Но неожиданности начались сразу же, лишь только они прошли ворота.
Ночь в городе была, но какая-то вечерняя. И сразу же поднялось настроение. Дома в городе были — и богатые, и бедные, и не было ничего, что указывало бы, что жизнь в их времени велась как-то иначе, чем в трех первых городах. Но немногие люди искали бы вампира. Никаких воплей они не слышали, а только смех, хотя многие люди были убиты — и женщины, и дети,
Манька впервые увидела вампиров без маски, не как человека, а как существо иного мира. Страшные лица их пугали своей худобой и клыками, длинными и острыми, как лезвия, и все их тело приближало их к тому, чтобы считать себя скорее мертвыми, чем живыми. Но их тут было немного, а люди… Люди закрывали своими телами дома и семьи, и даже дети падали с оружием в руках. Разорванные младенцы, или наколотые на колья, вспоротые девушки и женщины, собаки, отчаянно защищавшие своих хозяев. Отрубленные головы были повсюду. Многие люди были свалены в баррикады, как мешки с песком…
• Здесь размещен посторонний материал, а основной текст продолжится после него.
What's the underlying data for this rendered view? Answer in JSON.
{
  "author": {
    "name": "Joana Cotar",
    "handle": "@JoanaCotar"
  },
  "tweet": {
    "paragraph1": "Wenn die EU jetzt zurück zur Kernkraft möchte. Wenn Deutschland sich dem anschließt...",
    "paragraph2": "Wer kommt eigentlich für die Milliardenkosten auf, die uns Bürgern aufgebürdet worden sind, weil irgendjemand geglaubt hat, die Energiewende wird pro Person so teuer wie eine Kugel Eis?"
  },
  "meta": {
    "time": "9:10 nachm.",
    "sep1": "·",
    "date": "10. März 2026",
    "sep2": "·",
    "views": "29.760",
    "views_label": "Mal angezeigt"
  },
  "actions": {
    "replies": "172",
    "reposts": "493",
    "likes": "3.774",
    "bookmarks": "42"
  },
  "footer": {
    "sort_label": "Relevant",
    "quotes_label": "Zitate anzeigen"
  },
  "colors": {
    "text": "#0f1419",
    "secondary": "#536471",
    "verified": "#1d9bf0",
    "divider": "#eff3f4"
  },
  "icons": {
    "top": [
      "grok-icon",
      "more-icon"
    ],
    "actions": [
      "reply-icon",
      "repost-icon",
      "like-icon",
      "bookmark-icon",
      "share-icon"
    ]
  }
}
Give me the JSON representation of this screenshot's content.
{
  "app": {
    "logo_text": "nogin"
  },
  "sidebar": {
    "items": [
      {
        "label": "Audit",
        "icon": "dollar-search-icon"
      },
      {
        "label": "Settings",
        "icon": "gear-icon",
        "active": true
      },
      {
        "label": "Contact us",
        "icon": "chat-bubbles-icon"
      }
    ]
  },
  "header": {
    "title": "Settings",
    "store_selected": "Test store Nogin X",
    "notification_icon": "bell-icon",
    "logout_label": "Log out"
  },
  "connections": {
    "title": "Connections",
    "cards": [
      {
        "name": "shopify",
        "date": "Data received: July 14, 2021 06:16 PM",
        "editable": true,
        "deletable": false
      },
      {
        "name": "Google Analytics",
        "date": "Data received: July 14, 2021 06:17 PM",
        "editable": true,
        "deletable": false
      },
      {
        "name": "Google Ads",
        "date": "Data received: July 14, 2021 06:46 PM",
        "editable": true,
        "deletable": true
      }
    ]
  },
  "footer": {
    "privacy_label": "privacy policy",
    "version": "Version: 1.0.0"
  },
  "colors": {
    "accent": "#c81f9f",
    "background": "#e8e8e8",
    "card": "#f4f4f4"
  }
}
Именно на площади Манька поняла, что не многие жители города были богаты. Сокровищ на площади не оказалось вовсе, а на земле не было каменного изваяния и лампы. Зато лежали пуховые перины и теплые одеяла. Вся площадь была устлана коврами, на которых стояли кувшины с водой, с едой, с вином…
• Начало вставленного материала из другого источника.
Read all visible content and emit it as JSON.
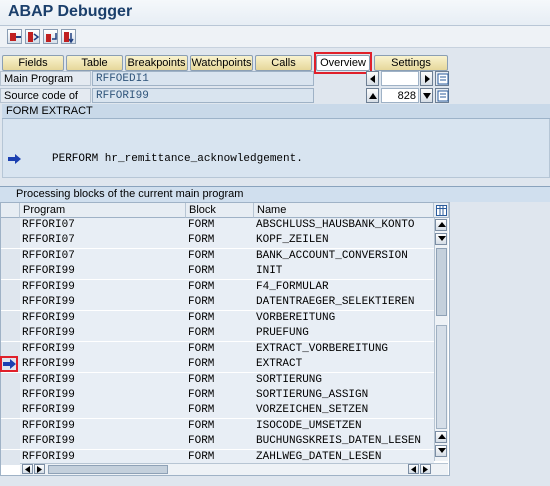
{
  "window": {
    "title": "ABAP Debugger"
  },
  "toolbar": {
    "icons": [
      "single-step-icon",
      "execute-icon",
      "return-icon",
      "continue-icon"
    ]
  },
  "tabs": [
    {
      "label": "Fields"
    },
    {
      "label": "Table"
    },
    {
      "label": "Breakpoints"
    },
    {
      "label": "Watchpoints"
    },
    {
      "label": "Calls"
    },
    {
      "label": "Overview",
      "active": true
    },
    {
      "label": "Settings"
    }
  ],
  "program": {
    "main_label": "Main Program",
    "main_value": "RFFOEDI1",
    "source_label": "Source code of",
    "source_value": "RFFORI99",
    "line_number": "828"
  },
  "form_extract": {
    "header": "FORM EXTRACT",
    "code": "PERFORM hr_remittance_acknowledgement."
  },
  "processing": {
    "header": "Processing blocks of the current main program",
    "columns": {
      "program": "Program",
      "block": "Block",
      "name": "Name"
    },
    "rows": [
      {
        "program": "RFFORI07",
        "block": "FORM",
        "name": "ABSCHLUSS_HAUSBANK_KONTO"
      },
      {
        "program": "RFFORI07",
        "block": "FORM",
        "name": "KOPF_ZEILEN"
      },
      {
        "program": "RFFORI07",
        "block": "FORM",
        "name": "BANK_ACCOUNT_CONVERSION"
      },
      {
        "program": "RFFORI99",
        "block": "FORM",
        "name": "INIT"
      },
      {
        "program": "RFFORI99",
        "block": "FORM",
        "name": "F4_FORMULAR"
      },
      {
        "program": "RFFORI99",
        "block": "FORM",
        "name": "DATENTRAEGER_SELEKTIEREN"
      },
      {
        "program": "RFFORI99",
        "block": "FORM",
        "name": "VORBEREITUNG"
      },
      {
        "program": "RFFORI99",
        "block": "FORM",
        "name": "PRUEFUNG"
      },
      {
        "program": "RFFORI99",
        "block": "FORM",
        "name": "EXTRACT_VORBEREITUNG"
      },
      {
        "program": "RFFORI99",
        "block": "FORM",
        "name": "EXTRACT",
        "current": true
      },
      {
        "program": "RFFORI99",
        "block": "FORM",
        "name": "SORTIERUNG"
      },
      {
        "program": "RFFORI99",
        "block": "FORM",
        "name": "SORTIERUNG_ASSIGN"
      },
      {
        "program": "RFFORI99",
        "block": "FORM",
        "name": "VORZEICHEN_SETZEN"
      },
      {
        "program": "RFFORI99",
        "block": "FORM",
        "name": "ISOCODE_UMSETZEN"
      },
      {
        "program": "RFFORI99",
        "block": "FORM",
        "name": "BUCHUNGSKREIS_DATEN_LESEN"
      },
      {
        "program": "RFFORI99",
        "block": "FORM",
        "name": "ZAHLWEG_DATEN_LESEN"
      }
    ]
  },
  "colors": {
    "title": "#1b3f6b",
    "tab": "#efe4b0",
    "highlight": "#e0202a",
    "arrow": "#1b3fb0"
  }
}
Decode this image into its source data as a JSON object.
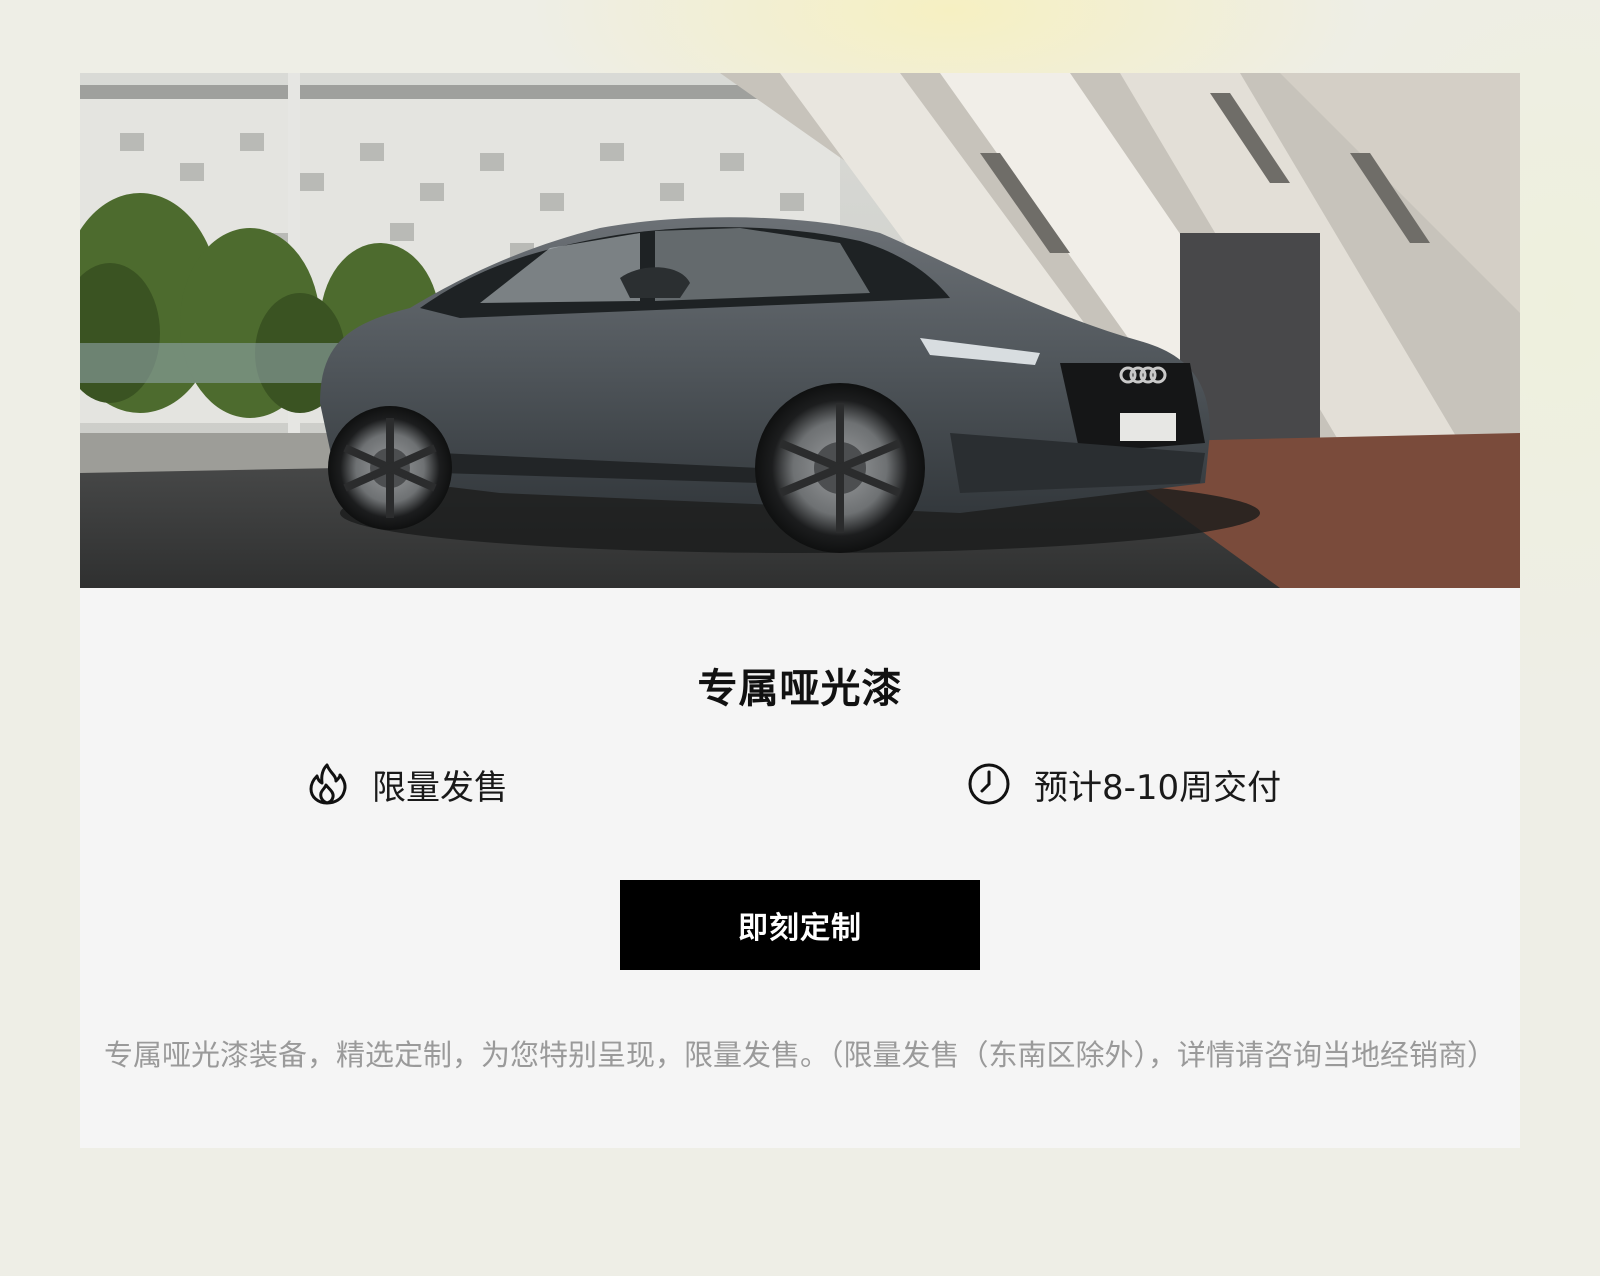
{
  "card": {
    "hero_image": "car-photo",
    "title": "专属哑光漆",
    "features": [
      {
        "icon": "flame-icon",
        "label": "限量发售"
      },
      {
        "icon": "clock-icon",
        "label": "预计8-10周交付"
      }
    ],
    "cta_label": "即刻定制",
    "description": "专属哑光漆装备，精选定制，为您特别呈现，限量发售。（限量发售（东南区除外），详情请咨询当地经销商）"
  },
  "colors": {
    "page_background": "#eeeee6",
    "card_background": "#f5f5f5",
    "button_background": "#000000",
    "button_text": "#ffffff",
    "description_text": "#9a9a9a"
  }
}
— И что? Вампиры сюда за едой приходили? — удивилась Манька, растерявшись после трех городов, в которых успела побывать.
От еды потекли слюнки. Вся еда и вино не казались примитивно изображенными в трехмерной проекции, а были вполне свежими, как будто еду и питье только что приготовили. Даже масло еще кипело на сковородках. Запах еды распространился по всему городу, но среди крови и ужаса она выглядела не менее устрашающе, чем смех и праздничные песнопения, которые звучали отовсюду.
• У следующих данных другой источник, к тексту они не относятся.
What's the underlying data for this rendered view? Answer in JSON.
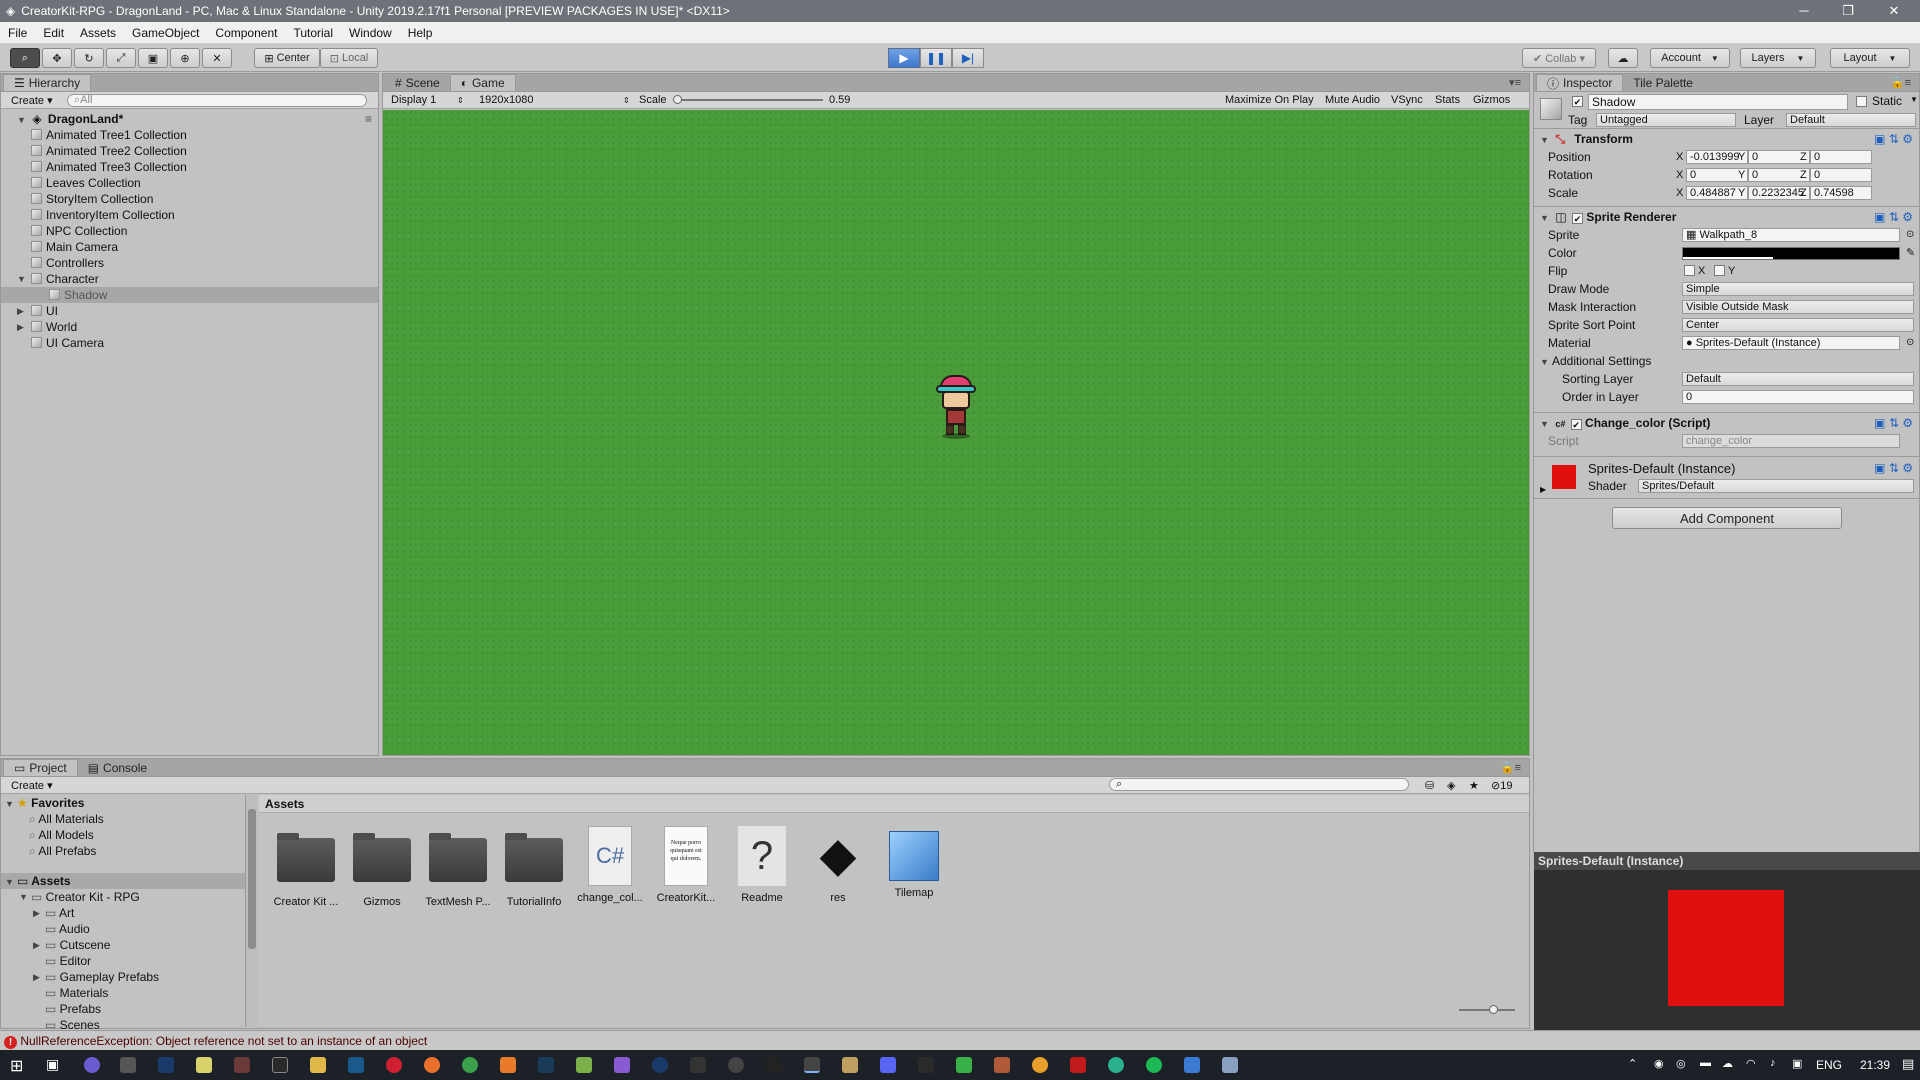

Борзеевич тоже хлопал глазами, утирая слезы. Ему, ценителю тонких кулинарных изысков, терпеть муки голода становилось все труднее.
— Маня, не трогай это! — взмолился Борзеевич, облизываясь, скорее уговаривая себя, чем Маньку. — Я понял! Страшное наваждение! Были такие звери, ставят перед человеком еду и не дают…
— Что-то мне это напоминает… — пронастальжировала Манька, разом вспомнив нездоровую жажду у колодца с мертвой водой. — Плюнуть надо…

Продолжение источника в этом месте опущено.